As I grew up I went from speaking in Hindi with my parents all the time to speaking in English for the most part. I adored my culture. I enjoyed watching Bollywood movies and made sure of it that I had watched every single one. I jammed to Hindi/Punjabi music and looked forward to the next indian wedding. However, I felt the need to hide it. I felt that I needed to conceal that side of me to truly fit in. I had enough of the taunting, the mimicry, and ridicule.
"Your house smells like curry"
"Why is your hair so oily?"
I really thought that if I could run away from my identity as an Indian maybe I could be more accepted.
My mom would always encourage me to participate in International night, hoping I would share my love for Indian dance in front of the entire school. However, I didn't see it in the same light......
"God forbid someone saw me in my Indian clothes"
"They're gonna make fun of this music"
I was scared that the next Monday would come and people would make a mockery out of me, "twisting lightbulbs" wherever I went. As time went on I went from bringing Indian food every day, to making sure my mom only sent me to school with PB&J sandwiches and pretzels. At that time, I hated PB&J sandwiches, but in my mind, I thought "at least I'll fit in".

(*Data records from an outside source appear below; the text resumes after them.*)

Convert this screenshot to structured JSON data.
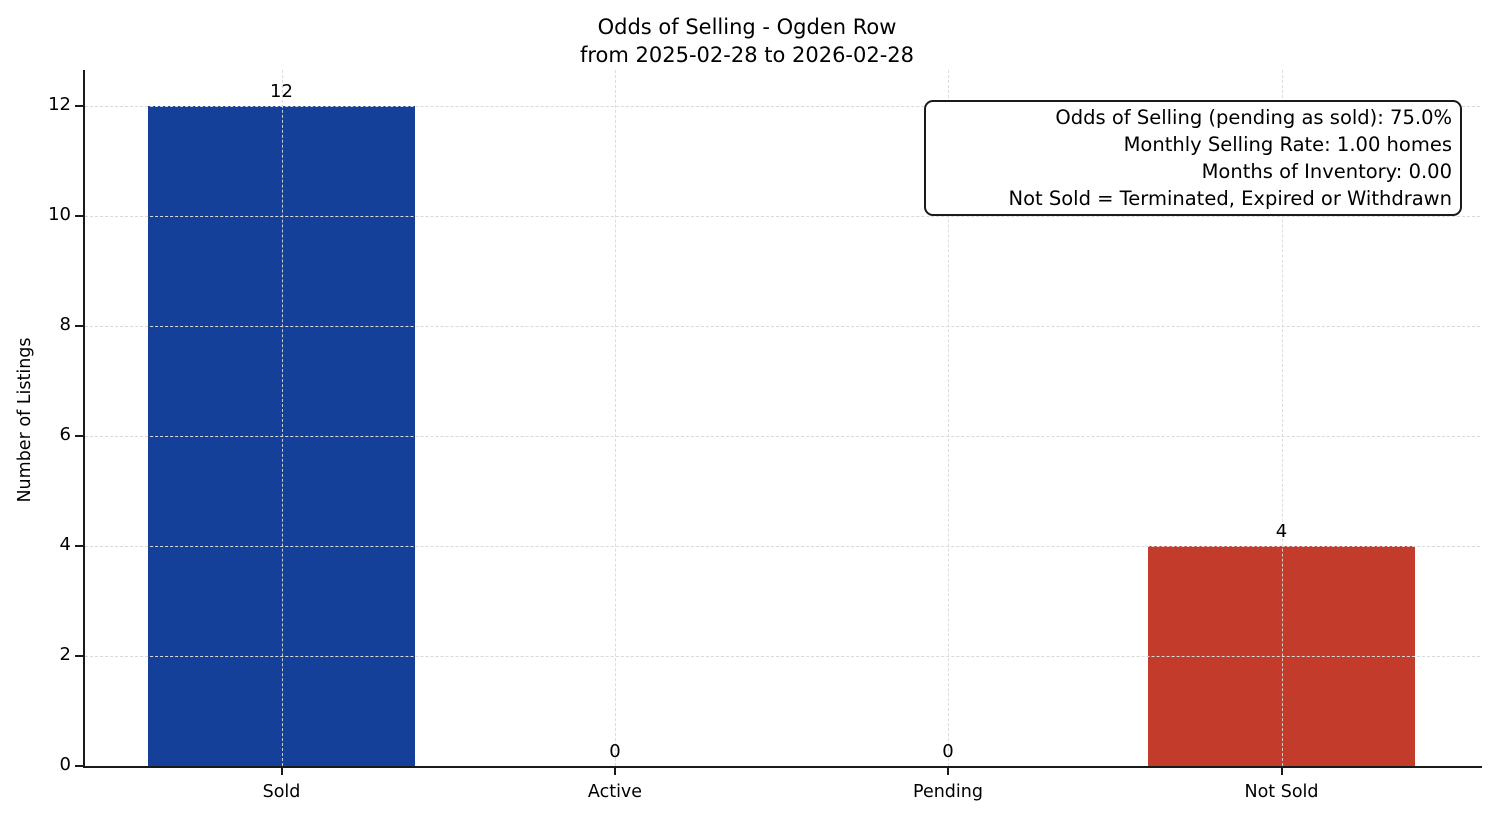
{
  "chart_data": {
    "type": "bar",
    "title": "Odds of Selling - Ogden Row",
    "subtitle": "from 2025-02-28 to 2026-02-28",
    "ylabel": "Number of Listings",
    "xlabel": "",
    "categories": [
      "Sold",
      "Active",
      "Pending",
      "Not Sold"
    ],
    "values": [
      12,
      0,
      0,
      4
    ],
    "bar_colors": [
      "#14409A",
      null,
      null,
      "#C23B2B"
    ],
    "value_labels": [
      "12",
      "0",
      "0",
      "4"
    ],
    "yticks": [
      0,
      2,
      4,
      6,
      8,
      10,
      12
    ],
    "ylim": [
      0,
      12.65
    ],
    "grid": true,
    "legend_position": "none",
    "annotation_lines": [
      "Odds of Selling (pending as sold): 75.0%",
      "Monthly Selling Rate: 1.00 homes",
      "Months of Inventory: 0.00",
      "Not Sold = Terminated, Expired or Withdrawn"
    ],
    "colors": {
      "sold_bar": "#14409A",
      "not_sold_bar": "#C23B2B",
      "grid": "#d9d9d9",
      "axis": "#1a1a1a",
      "background": "#ffffff"
    }
  }
}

As I came into high school, I saw a lot more indian kids (5 or so) in my grade. I began associating with some and it was nice to have people who understood me and my family dynamics. My friends, although raised here, were able to empathize on the two different lives we lived. One at home and the other at school. I had friends of all races and loved them all but I was more comfortable with sharing my identity and accepting it.

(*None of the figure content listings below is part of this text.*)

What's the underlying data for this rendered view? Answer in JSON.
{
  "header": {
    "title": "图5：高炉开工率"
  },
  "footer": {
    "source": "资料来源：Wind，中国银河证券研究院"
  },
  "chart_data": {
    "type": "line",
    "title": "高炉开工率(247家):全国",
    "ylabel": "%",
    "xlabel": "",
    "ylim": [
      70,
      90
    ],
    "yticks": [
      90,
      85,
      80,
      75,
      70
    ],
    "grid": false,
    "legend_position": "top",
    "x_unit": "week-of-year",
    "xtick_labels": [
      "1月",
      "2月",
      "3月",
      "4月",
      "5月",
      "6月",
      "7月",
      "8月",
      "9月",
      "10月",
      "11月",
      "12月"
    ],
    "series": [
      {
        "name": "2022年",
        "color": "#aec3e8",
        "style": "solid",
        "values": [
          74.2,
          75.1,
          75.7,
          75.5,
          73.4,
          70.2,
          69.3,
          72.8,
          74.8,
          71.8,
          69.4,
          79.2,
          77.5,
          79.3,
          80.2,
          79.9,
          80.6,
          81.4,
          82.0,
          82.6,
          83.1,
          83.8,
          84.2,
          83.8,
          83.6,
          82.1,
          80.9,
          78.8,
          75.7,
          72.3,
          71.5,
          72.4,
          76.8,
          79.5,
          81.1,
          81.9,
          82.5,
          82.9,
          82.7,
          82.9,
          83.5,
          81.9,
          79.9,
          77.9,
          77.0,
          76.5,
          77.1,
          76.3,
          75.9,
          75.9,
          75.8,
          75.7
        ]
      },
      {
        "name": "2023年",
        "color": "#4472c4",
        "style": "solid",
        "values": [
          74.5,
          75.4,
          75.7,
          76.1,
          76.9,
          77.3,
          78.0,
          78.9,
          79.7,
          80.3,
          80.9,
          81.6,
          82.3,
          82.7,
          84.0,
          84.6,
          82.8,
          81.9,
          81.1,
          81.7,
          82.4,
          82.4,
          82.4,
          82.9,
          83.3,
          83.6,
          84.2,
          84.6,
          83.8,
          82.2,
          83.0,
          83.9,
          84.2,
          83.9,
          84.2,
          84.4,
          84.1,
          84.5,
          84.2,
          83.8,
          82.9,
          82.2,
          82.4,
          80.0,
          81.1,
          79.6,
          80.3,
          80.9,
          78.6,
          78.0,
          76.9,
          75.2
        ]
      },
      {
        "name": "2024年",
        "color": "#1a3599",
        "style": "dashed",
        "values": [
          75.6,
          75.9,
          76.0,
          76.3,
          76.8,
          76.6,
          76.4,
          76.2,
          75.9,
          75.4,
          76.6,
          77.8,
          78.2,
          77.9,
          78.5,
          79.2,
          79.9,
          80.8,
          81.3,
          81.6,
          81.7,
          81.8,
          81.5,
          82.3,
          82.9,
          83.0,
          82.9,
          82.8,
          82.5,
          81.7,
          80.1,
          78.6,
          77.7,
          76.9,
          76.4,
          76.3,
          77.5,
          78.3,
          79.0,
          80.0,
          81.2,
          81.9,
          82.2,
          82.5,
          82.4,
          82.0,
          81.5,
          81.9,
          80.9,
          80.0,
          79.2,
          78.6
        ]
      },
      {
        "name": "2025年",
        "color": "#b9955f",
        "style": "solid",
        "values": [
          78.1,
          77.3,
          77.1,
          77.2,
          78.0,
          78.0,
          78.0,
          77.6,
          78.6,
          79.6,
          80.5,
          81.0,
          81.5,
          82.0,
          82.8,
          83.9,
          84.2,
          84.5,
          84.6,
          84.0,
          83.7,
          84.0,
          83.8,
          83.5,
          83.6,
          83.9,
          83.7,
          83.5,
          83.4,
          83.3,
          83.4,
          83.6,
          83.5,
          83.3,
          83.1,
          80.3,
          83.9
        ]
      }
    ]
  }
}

I fully came to term with who I was in college. I started off my freshman year with mostly Indian friends. It was so cool, to find a group of people that had the same struggles growing up. I could share my love for indian dance and music with them and be myself. However, I did feel like in some ways "I was too americanized". As most of my friends started joining indian groups and clubs, I always felt like I would never fit in one of those.
I had my own stigma against my own kind. I thought people would be "too judgemental" or "I wouldn't fit in". Growing up, I tended to have more guy friends for the sole reason of having less contention. This, in my stance, was viewed as flawed in the Indian community. However, my stigma against my own kind was proven wrong shortly after. I came to college junior year with a strong group of friends ( many of whom were Indian).Many of the friends I made were from our shared passion for the gym. Some I met through my Indian dance team of which we were united by our love for dance. Some had seen me grow from my first day of college and saw me through my tumultuous years and supported me throughout. They had seen me at my worst and my best but never left my side. Some I had only known for a short year but became the strongest group of friends I had, my own brothers and sisters. Many of whom were Indian, but accepted me for exactly who I was.
In college, I realized my identity as Indian , even had its own advantages. I found an amazing group of friends. I flaunted my culture, excited to wear my "lehengas", wherever I went. Many people admired that I was multilingual and I shared my love for Indian music, dance, and culture with my friends, from all different ethnicities. It was amazing to have an identity and be proud of it. As I evolved to love my culture and embrace it, so did many other people. College became a time where people really embraced who they were and I was able to learn about the various beautiful ethnicities and people. I embraced my love for hip hop dance, R&B music, and Starbucks but at the same time I embraced my love for bollywood movies, punjabi music and panii puris.
All in and all, to every kid out there ashamed of their culture, there comes a time in your life where you wouldn't have it any other way. It's hard to realize it when everything is about popularity. If I could go back 14 years and tell myself something it would be that those things that seem to matter when you are young, like how "popular" or "cool" you are, don't really matter when you get older. I wish I had spent the 16 years of my life resenting my culture, embracing it and being proud of who I was. Nevertheless, I have grown into someone comfortable in my identity as an "American" and comfortable in my identity as an "Indian". I love both my cultures and people and wouldn't have it any other way.